Victoria and Albert Museum, London
9 September-5 December 2004
Dresser was born in the same year as William Morris. However, while Morris has enjoyed extensive and continuing historical and critical coverage since his lifetime, Dresser has been given little detailed attention, only being mentioned briefly in general histories of design. Astonishingly, the first monograph on Dresser did not appear until 1990. Hitherto the paucity of Dresser scholarship has tended to distort the true scale and nature of his achievement, on the one hand ignoring the immense variety of his output, and on the other portraying him as an inexplicable visionary.
This exhibition, accompanied by the publication of a magnificent monograph edited by Michael Whiteway, provides an unprecedented opportunity to see Dresser in perspective and evaluate the scale of his achievement.
Given what we now know about his extensive talents, Dresser would have had at least three career paths open to him: artist, botanist and designer. His energy and sensibilities would have equipped him as a successful artist, and certainly a more significant artist than many of the hacks who stocked the Royal Academy of his day. However, his early entry aged 13 into the Government School of Design precluded this possibility. Its students were expressly forbidden to study the human form, which in Victorian times was the essential prerequisite to recognition as an artist.
Dresser became a botanist of the first rank in his twenties, being awarded a doctorate at the age of 25 by the University of Jena on the basis of his publications, and later standing as a credible candidate for the Chair of Botany at University College London. Although he was not appointed, Dresser continued to enjoy respect and honours at the highest academic level, researching, publishing and lecturing widely.
With the two professional avenues of art and botany closed to him, Dresser poured his considerable energies into designing for the burgeoning mass-production industries of his day. The penetrating research he might otherwise have devoted to botany, he committed instead to a thorough understanding of function, materials and production processes. The profound sensibilities that he might otherwise have devoted to art, he lavished upon the creation of ingenious and dynamic surface design for all kinds of artefacts.
Dresser designed for numerous manufacturers and almost every kind of artefact in production including textiles, wallpaper, tableware, ceramics and furniture. Stylistically, his work falls into three broad categories. First, there are the ornamental surface designs, often based upon botanical forms. Although distinctly 'period' in character, they still radiate the energy and sensitivity of their creator. Secondly, there is a class of functional objects, principally in ceramic and metal, which reflect two potentially conflicting design trends: on the one hand a kind of 'metal-bashing' Medievalism with scalloped edges and prominent rivets, and on the other a Japanese-inspired Minimalism. Dresser's visit to Japan in 1876/7 proved to be a life-transforming experience for him and led him to rethink almost every aspect of his practice and design philosophy.

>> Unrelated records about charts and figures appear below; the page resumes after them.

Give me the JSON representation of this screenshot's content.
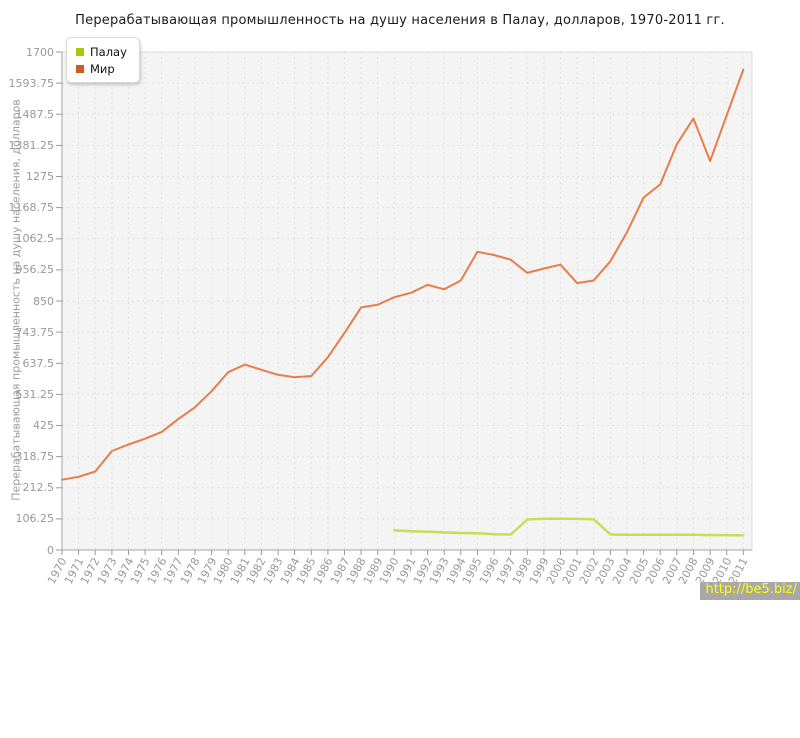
{
  "title": "Перерабатывающая промышленность на душу населения в Палау, долларов, 1970-2011 гг.",
  "watermark": {
    "text": "http://be5.biz/",
    "bg": "#a8a8a8",
    "color": "#ffff00"
  },
  "y_axis": {
    "title": "Перерабатывающая промышленность на душу населения, долларов",
    "tick_labels": [
      "0",
      "106.25",
      "212.5",
      "318.75",
      "425",
      "531.25",
      "637.5",
      "743.75",
      "850",
      "956.25",
      "1062.5",
      "1168.75",
      "1275",
      "1381.25",
      "1487.5",
      "1593.75",
      "1700"
    ],
    "tick_step": 106.25
  },
  "x_axis": {
    "tick_labels": [
      "1970",
      "1971",
      "1972",
      "1973",
      "1974",
      "1975",
      "1976",
      "1977",
      "1978",
      "1979",
      "1980",
      "1981",
      "1982",
      "1983",
      "1984",
      "1985",
      "1986",
      "1987",
      "1988",
      "1989",
      "1990",
      "1991",
      "1992",
      "1993",
      "1994",
      "1995",
      "1996",
      "1997",
      "1998",
      "1999",
      "2000",
      "2001",
      "2002",
      "2003",
      "2004",
      "2005",
      "2006",
      "2007",
      "2008",
      "2009",
      "2010",
      "2011"
    ]
  },
  "legend": {
    "items": [
      {
        "key": "palau",
        "label": "Палау",
        "color": "#a6c713"
      },
      {
        "key": "mir",
        "label": "Мир",
        "color": "#cb5c26"
      }
    ]
  },
  "chart_data": {
    "type": "line",
    "title": "Перерабатывающая промышленность на душу населения в Палау, долларов, 1970-2011 гг.",
    "xlabel": "",
    "ylabel": "Перерабатывающая промышленность на душу населения, долларов",
    "x": [
      1970,
      1971,
      1972,
      1973,
      1974,
      1975,
      1976,
      1977,
      1978,
      1979,
      1980,
      1981,
      1982,
      1983,
      1984,
      1985,
      1986,
      1987,
      1988,
      1989,
      1990,
      1991,
      1992,
      1993,
      1994,
      1995,
      1996,
      1997,
      1998,
      1999,
      2000,
      2001,
      2002,
      2003,
      2004,
      2005,
      2006,
      2007,
      2008,
      2009,
      2010,
      2011
    ],
    "ylim": [
      0,
      1700
    ],
    "grid": true,
    "legend_position": "top-left",
    "series": [
      {
        "name": "Палау",
        "key": "palau",
        "color": "#c8dc55",
        "line_width": 2.5,
        "values": [
          null,
          null,
          null,
          null,
          null,
          null,
          null,
          null,
          null,
          null,
          null,
          null,
          null,
          null,
          null,
          null,
          null,
          null,
          null,
          null,
          67,
          64,
          62,
          60,
          58,
          57,
          54,
          53,
          104,
          107,
          107,
          106,
          105,
          53,
          52,
          52,
          52,
          52,
          52,
          51,
          51,
          50
        ]
      },
      {
        "name": "Мир",
        "key": "mir",
        "color": "#e87c4a",
        "line_width": 2,
        "values": [
          240,
          250,
          268,
          338,
          360,
          380,
          403,
          447,
          487,
          542,
          607,
          633,
          615,
          598,
          590,
          594,
          658,
          741,
          828,
          837,
          863,
          878,
          905,
          890,
          920,
          1018,
          1007,
          991,
          946,
          961,
          974,
          911,
          920,
          986,
          1085,
          1203,
          1248,
          1385,
          1473,
          1328,
          1484,
          1640
        ]
      }
    ]
  }
}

The third category of his output comprises a group of designs in metal and glass for tableware and utensils, which he produced in the late 1870s and 1880s. What is so astonishing about these designs is that they are almost entirely without any kind of ornamentation except for the occasional gesture in that direction. The then novel technique of electroplating lends an astonishing modernity to many of his designs which, to revert to my opening observation, might lead even the experienced eye to place them 50 or perhaps 100 years later.

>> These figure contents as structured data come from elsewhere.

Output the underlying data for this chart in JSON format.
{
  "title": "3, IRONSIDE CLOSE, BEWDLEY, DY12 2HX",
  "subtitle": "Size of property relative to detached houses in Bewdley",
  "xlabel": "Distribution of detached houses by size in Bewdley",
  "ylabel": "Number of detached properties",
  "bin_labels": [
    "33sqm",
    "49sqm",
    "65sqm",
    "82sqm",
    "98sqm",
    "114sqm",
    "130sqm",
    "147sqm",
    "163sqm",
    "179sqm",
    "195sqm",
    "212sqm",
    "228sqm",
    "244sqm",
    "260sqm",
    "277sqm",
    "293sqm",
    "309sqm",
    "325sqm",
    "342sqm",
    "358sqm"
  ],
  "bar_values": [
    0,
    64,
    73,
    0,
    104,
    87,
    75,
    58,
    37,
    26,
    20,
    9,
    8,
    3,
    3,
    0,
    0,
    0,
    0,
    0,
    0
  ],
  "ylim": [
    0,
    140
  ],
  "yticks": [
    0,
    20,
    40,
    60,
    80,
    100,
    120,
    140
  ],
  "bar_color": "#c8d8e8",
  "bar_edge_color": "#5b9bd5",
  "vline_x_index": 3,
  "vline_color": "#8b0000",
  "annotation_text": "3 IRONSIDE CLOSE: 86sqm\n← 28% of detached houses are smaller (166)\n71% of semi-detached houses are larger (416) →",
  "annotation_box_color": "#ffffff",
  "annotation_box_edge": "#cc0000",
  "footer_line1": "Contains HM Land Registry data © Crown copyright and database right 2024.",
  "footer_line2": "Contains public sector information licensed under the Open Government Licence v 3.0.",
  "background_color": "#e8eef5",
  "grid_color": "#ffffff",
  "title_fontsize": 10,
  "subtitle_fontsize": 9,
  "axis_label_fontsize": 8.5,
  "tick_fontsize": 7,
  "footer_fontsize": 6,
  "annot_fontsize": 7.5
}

One can see in these works the quest for purity of form and the elimination of irrelevant detail, which preoccupied so many of the design movements that followed Dresser. The highly reflective electroplated surfaces combined with glass imparts an almost ethereal quality, permitting objects to hover delicately in space. While most of these remarkable designs produce items that invite handling and use, a small number move so far in the direction of minimalist purity of form that one feels a slight degree of uneasiness that perhaps the quest for geometric purity is taking a path away from practicality and function. One can detect the beginnings of a geometric puritanism which, taken to extremes, in later designers culminated in a kind of Bang and Olufsen inscrutability.
By 1879 Dresser was a highly successful designer, in terms of both financial rewards and critical acclaim. In that year he formed with Charles Holme [Holme would later (in 1893) found the Studio magazine] the company Dresser and Holme, dedicated to the import of Japanese artefacts. However, in the 1880s manufacturing and trade was overtaken by a massive recession. Dresser, with a large family and extensive business commitments, was forced to retrench dramatically. Although he continued to design up until his death in 1904, he never regained the level of commercial success and professional recognition that he had enjoyed in his heyday before 1880. He became increasingly marginalised, even in those areas of expertise in which he had blazed a trail.

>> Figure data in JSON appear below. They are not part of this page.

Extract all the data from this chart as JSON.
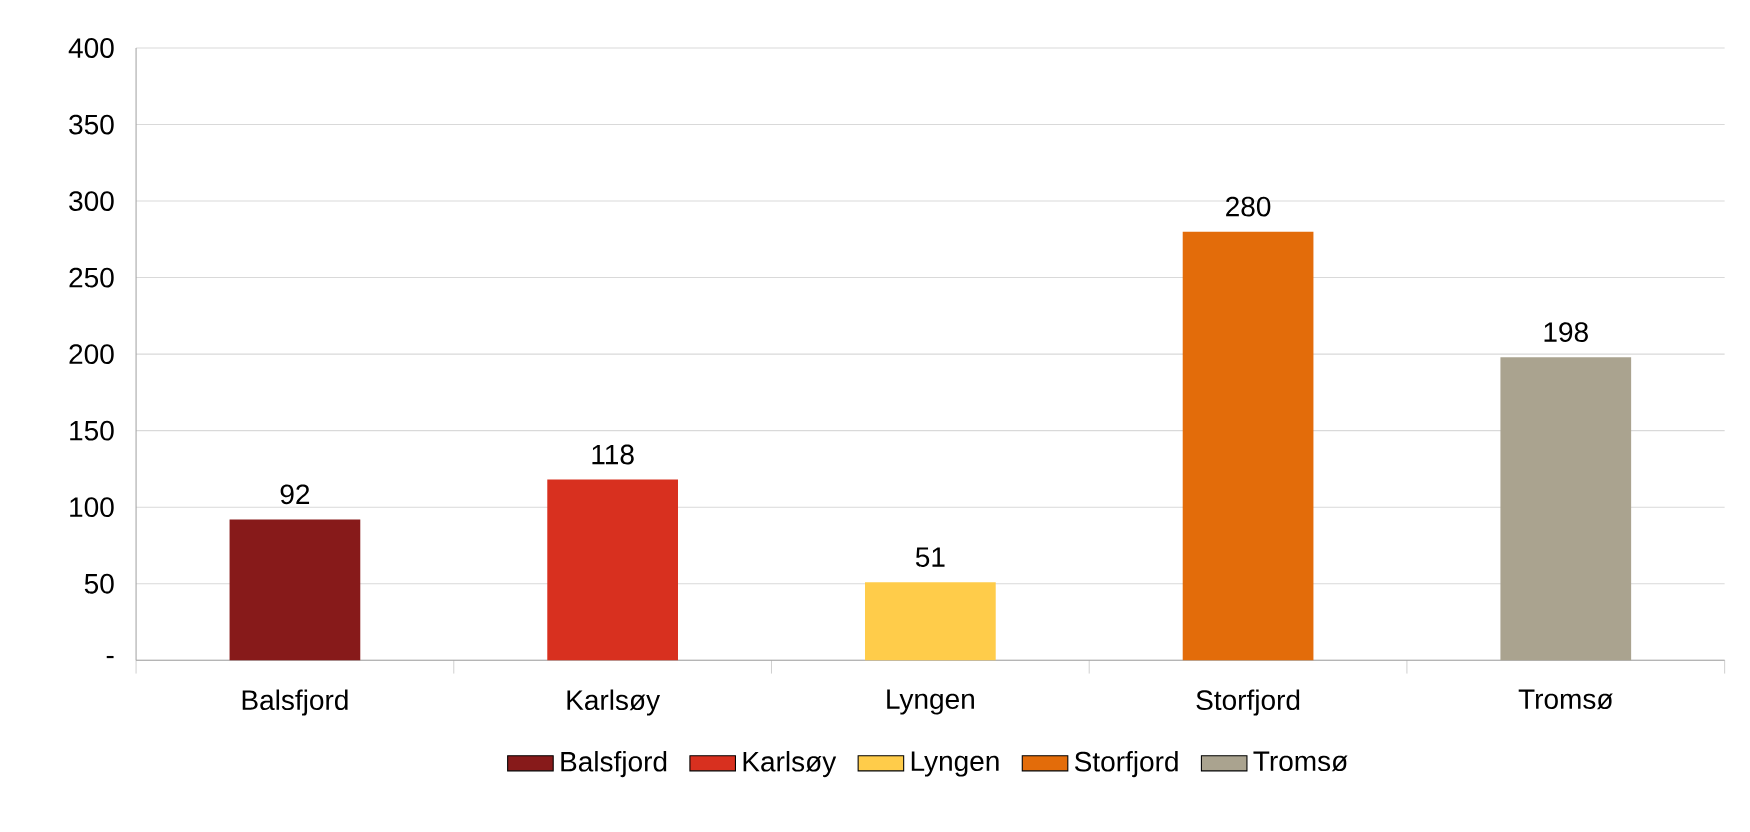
{
  "chart_data": {
    "type": "bar",
    "categories": [
      "Balsfjord",
      "Karlsøy",
      "Lyngen",
      "Storfjord",
      "Tromsø"
    ],
    "series": [
      {
        "name": "Balsfjord",
        "color": "#871a1a",
        "values": [
          92,
          null,
          null,
          null,
          null
        ]
      },
      {
        "name": "Karlsøy",
        "color": "#d8301f",
        "values": [
          null,
          118,
          null,
          null,
          null
        ]
      },
      {
        "name": "Lyngen",
        "color": "#ffcc4a",
        "values": [
          null,
          null,
          51,
          null,
          null
        ]
      },
      {
        "name": "Storfjord",
        "color": "#e36c0a",
        "values": [
          null,
          null,
          null,
          280,
          null
        ]
      },
      {
        "name": "Tromsø",
        "color": "#aaa38f",
        "values": [
          null,
          null,
          null,
          null,
          198
        ]
      }
    ],
    "ylim": [
      0,
      400
    ],
    "yticks": [
      {
        "value": 0,
        "label": "-"
      },
      50,
      100,
      150,
      200,
      250,
      300,
      350,
      400
    ],
    "grid": "y",
    "data_labels": true,
    "legend": "bottom"
  }
}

This exhibition, combined with the monograph, is essential viewing and reading, not only for those involved in the history of design, but anyone with an interest in 19th century culture. It graphically exposes so many of the paradoxes and contradictions that pervaded the world of the Victorians: the conflict between ornament and function, the hierarchical structure of professions, the dialogue between the indigenous and the exotic, and the often heroic struggle of individuals to be true to themselves while entering into a pact with society.